The intense memeability of Barbie isn't new. Ever since on-set pictures of Margot Robbie and Ryan Gosling rollerblading down Venice Beach in dayglow neon hit the internet we've been speeding down a one-way Barbie highway in a pink Corvette. Where it's going, we literally have no idea. As far as we can tell from the Barbie trailer, it looks like we're heading out of the fictional Barbie world into the real world in some kind of candy-floss-hued Don't Worry Darling-esque escape of the facade, but this time the men (or the Kens, plural) are the cut-and-paste shells of vapid perfection rather than the other way around. 

But to be honest, no one really cares what Barbie is about. Even with the trailer, the plot was, like, 18 spots down on the list of things people were focusing on behind Barbie's pointed feet and Michael Cera's uncanny valley interpretation of the discontinued doll Allan. The ‘plot’ is simply just a vehicle for world domination. Barbie World domination, that is, and we're already living through its early days. At this point, the end goal isn't even seeing the film, it's the experience of a Barbie movie existing somewhere in the ether with enough camp and colourful cache every few months to sustain us ad infinitum. By the time July rolls around, we'll have almost forgotten there was actually a single piece of filmmaking to consume as we'll be so subsumed by the Barbie way of life.
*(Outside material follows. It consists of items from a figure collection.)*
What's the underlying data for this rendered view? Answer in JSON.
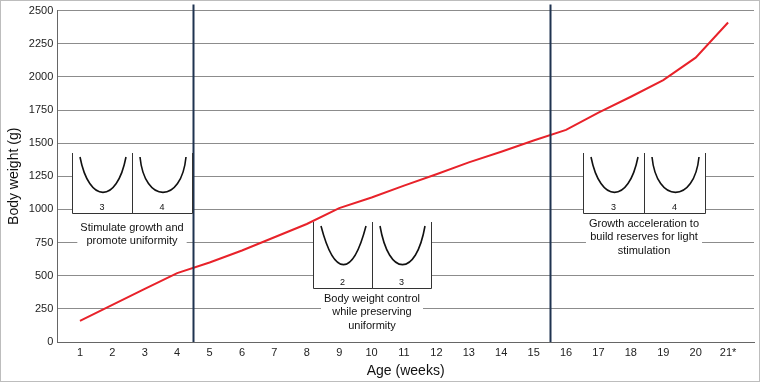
{
  "chart_data": {
    "type": "line",
    "x": [
      1,
      2,
      3,
      4,
      5,
      6,
      7,
      8,
      9,
      10,
      11,
      12,
      13,
      14,
      15,
      16,
      17,
      18,
      19,
      20,
      21
    ],
    "values": [
      160,
      280,
      400,
      520,
      600,
      690,
      790,
      890,
      1010,
      1090,
      1180,
      1265,
      1355,
      1435,
      1520,
      1600,
      1730,
      1850,
      1975,
      2145,
      2410
    ],
    "color": "#e8222a",
    "xlim": [
      0.3,
      21.8
    ],
    "xticks": [
      1,
      2,
      3,
      4,
      5,
      6,
      7,
      8,
      9,
      10,
      11,
      12,
      13,
      14,
      15,
      16,
      17,
      18,
      19,
      20,
      {
        "value": 21,
        "label": "21*"
      }
    ],
    "ylim": [
      0,
      2500
    ],
    "yticks": [
      0,
      250,
      500,
      750,
      1000,
      1250,
      1500,
      1750,
      2000,
      2250,
      2500
    ],
    "grid": true,
    "x_label": "Age (weeks)",
    "y_label": "Body weight (g)",
    "boundaries": [
      4.5,
      15.5
    ],
    "phases": [
      {
        "text": [
          "Stimulate growth and",
          "promote uniformity"
        ],
        "icons": [
          3,
          4
        ]
      },
      {
        "text": [
          "Body weight control",
          "while preserving",
          "uniformity"
        ],
        "icons": [
          2,
          3
        ]
      },
      {
        "text": [
          "Growth acceleration to",
          "build reserves for light",
          "stimulation"
        ],
        "icons": [
          3,
          4
        ]
      }
    ]
  }
}
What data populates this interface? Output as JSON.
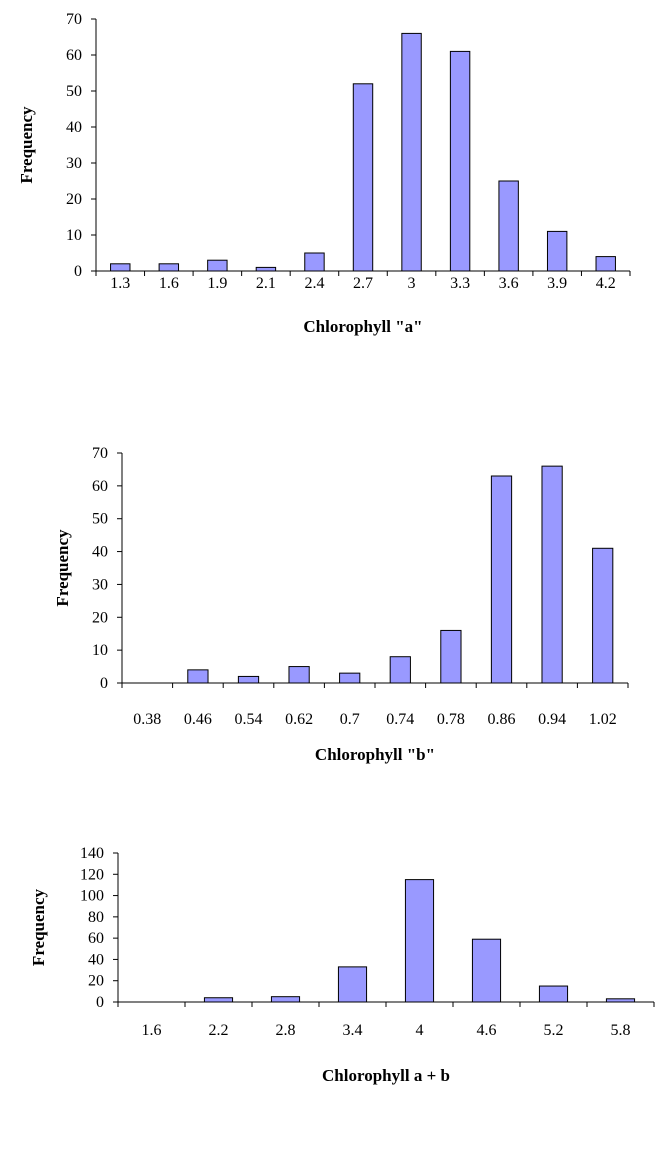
{
  "chart_data": [
    {
      "type": "bar",
      "ylabel": "Frequency",
      "xlabel": "Chlorophyll \"a\"",
      "categories": [
        "1.3",
        "1.6",
        "1.9",
        "2.1",
        "2.4",
        "2.7",
        "3",
        "3.3",
        "3.6",
        "3.9",
        "4.2"
      ],
      "values": [
        2,
        2,
        3,
        1,
        5,
        52,
        66,
        61,
        25,
        11,
        4
      ],
      "ylim": [
        0,
        70
      ],
      "yticks": [
        0,
        10,
        20,
        30,
        40,
        50,
        60,
        70
      ],
      "grid": false,
      "legend": "none",
      "bar_color": "#9999ff"
    },
    {
      "type": "bar",
      "ylabel": "Frequency",
      "xlabel": "Chlorophyll \"b\"",
      "categories": [
        "0.38",
        "0.46",
        "0.54",
        "0.62",
        "0.7",
        "0.74",
        "0.78",
        "0.86",
        "0.94",
        "1.02"
      ],
      "values": [
        0,
        4,
        2,
        5,
        3,
        8,
        16,
        63,
        66,
        41
      ],
      "ylim": [
        0,
        70
      ],
      "yticks": [
        0,
        10,
        20,
        30,
        40,
        50,
        60,
        70
      ],
      "grid": false,
      "legend": "none",
      "bar_color": "#9999ff"
    },
    {
      "type": "bar",
      "ylabel": "Frequency",
      "xlabel": "Chlorophyll a + b",
      "categories": [
        "1.6",
        "2.2",
        "2.8",
        "3.4",
        "4",
        "4.6",
        "5.2",
        "5.8"
      ],
      "values": [
        0,
        4,
        5,
        33,
        115,
        59,
        15,
        3
      ],
      "ylim": [
        0,
        140
      ],
      "yticks": [
        0,
        20,
        40,
        60,
        80,
        100,
        120,
        140
      ],
      "grid": false,
      "legend": "none",
      "bar_color": "#9999ff"
    }
  ]
}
It's hard to say why exactly Barbie has enveloped the internet in a thick haze of pink fog. It's probably to do with the fact it's directed by Gerwig, who's trusted to make any dip into the silly world of Barbies and Ken's something well below surface level. Then of course its dollhouse occupants, headed up by Robbie and Gosling (whose comedy chops have been itching to be utilised more) but with Simu Liu, Emma Mackey, Issa Rae, Ncuti Gatwa, Will Ferrell, Michael Cera and, conservatively, 876 other celebrities in plastic jewellery wracking up the cast list, doesn't hurt. There's also just the fact that it's unflinchingly camp. It's gauche and gaudy and on the verge of being so silly it slips into fever dream territory but, most of all, ready to be screencapped down to the millisecond. To paraphrase, if a film can't be memed out of context for years to come, does it make a sound? 

With the total global domination that Barbie achieved in just one day, who's to say what universe-shattering extra bits they have up their sleeve before its release finally arrives and changes the course of history forever? We're simply powerless to its whims. We fear life in plastic really is fantastic.

Barbie is out in UK cinemas on 21 July 2023.